HMCS Cabot wharf collapsing into sink holes, set for demolition next year
Cost of demolition has yet to be determined, says DND spokesperson
After years of speculation, the Department of National Defence has confirmed a significant section of a naval reserve base in St. John's is set for demolition.
HMCS Cabot consists of two large buildings on the south side of St. John's harbour, with a long concrete wharf atop a jetty along the waterfront. According to DND, the buildings are not at risk, but the jetty is falling apart.
"The jetty is currently in poor condition, with some small areas of the jetty having collapsed into sink holes," said DND spokesperson Andrew McKelvey.
HMCS Cabot was originally located in the centre of St. John's but was moved to the harbourfront in 2000. The federal government spent about $16 million on the base, which sits partially atop a jetty constructed in 1978.
The jetty is made of steel boxes filled with rocks and gravel. As time passed, the boxes corroded and sediment spilled out, creating sink holes on the surface of the wharf. Some steel beams are visible along the edge of the wharf, in places where sediment is slipping away and water is coming up through.
"This has rendered much of the jetty unsafe and is blocked off from use with safety being of the utmost priority around this site," McKelvey said.
Ships to continue docking at private wharfs
The entire damaged area is fenced off, and nobody from the general public is allowed to enter.
When navy boats visit St. John's, the federal government pays to have them stationed at other piers around the harbour. For example, HMCS Windsor — a 230 foot submarine — spent some time in St. John's during the summer of 2021, and was docked at a popular spot along Harbour Drive.
McKelvey said that practice will continue, allowing the Canadian Forces to operate in St. John's without using the damaged wharf.

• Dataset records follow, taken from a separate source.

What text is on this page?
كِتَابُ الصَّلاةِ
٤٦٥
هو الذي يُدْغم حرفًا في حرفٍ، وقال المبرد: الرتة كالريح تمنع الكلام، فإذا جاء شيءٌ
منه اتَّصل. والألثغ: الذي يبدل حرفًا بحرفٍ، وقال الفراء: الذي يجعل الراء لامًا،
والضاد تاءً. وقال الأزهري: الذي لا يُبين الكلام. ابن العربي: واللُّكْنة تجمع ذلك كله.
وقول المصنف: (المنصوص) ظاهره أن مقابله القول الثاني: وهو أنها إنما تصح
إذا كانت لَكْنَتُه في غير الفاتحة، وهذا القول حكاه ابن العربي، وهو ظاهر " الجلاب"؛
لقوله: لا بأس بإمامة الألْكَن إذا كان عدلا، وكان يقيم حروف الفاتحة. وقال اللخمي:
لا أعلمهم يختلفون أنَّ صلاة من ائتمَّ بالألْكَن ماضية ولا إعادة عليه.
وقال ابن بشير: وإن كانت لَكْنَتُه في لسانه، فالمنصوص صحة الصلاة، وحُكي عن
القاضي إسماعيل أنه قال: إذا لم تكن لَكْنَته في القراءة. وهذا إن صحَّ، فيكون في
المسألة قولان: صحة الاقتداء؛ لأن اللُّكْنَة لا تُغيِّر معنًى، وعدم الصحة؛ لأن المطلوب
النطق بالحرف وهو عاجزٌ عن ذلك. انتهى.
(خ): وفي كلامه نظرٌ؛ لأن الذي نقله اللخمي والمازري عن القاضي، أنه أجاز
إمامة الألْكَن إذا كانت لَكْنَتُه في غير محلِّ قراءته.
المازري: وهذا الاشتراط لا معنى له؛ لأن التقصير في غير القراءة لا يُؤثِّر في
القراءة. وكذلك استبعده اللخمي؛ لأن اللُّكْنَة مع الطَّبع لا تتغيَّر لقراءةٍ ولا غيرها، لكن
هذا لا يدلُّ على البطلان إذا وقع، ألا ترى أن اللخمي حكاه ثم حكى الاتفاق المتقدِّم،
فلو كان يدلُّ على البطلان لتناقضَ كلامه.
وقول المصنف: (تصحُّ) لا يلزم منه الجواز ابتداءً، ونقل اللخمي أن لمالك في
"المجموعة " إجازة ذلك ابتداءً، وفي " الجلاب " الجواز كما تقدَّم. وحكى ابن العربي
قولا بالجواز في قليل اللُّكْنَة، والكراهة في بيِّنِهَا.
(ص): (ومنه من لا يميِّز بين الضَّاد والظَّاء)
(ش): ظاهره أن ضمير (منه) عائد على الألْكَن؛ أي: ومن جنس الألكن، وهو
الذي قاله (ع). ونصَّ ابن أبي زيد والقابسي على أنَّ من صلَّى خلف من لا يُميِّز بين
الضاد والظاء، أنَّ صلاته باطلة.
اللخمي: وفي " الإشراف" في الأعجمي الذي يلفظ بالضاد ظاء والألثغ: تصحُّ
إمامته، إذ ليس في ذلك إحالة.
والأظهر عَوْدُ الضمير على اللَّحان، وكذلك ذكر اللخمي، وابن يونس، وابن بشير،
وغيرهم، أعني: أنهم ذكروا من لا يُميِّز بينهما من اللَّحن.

The buildings at HMCS Cabot are still in use, with cadet programs taking place twice a week.
A contract for the demolition will be awarded later this year, with the work slated to begin in 2023. McKelvey said the anticipated cost remains up in the air.
DND and the Canadian Coast Guard have yet to decide what to do with the site after demolition — whether to rebuild the wharf atop a new jetty, or continue docking boats elsewhere.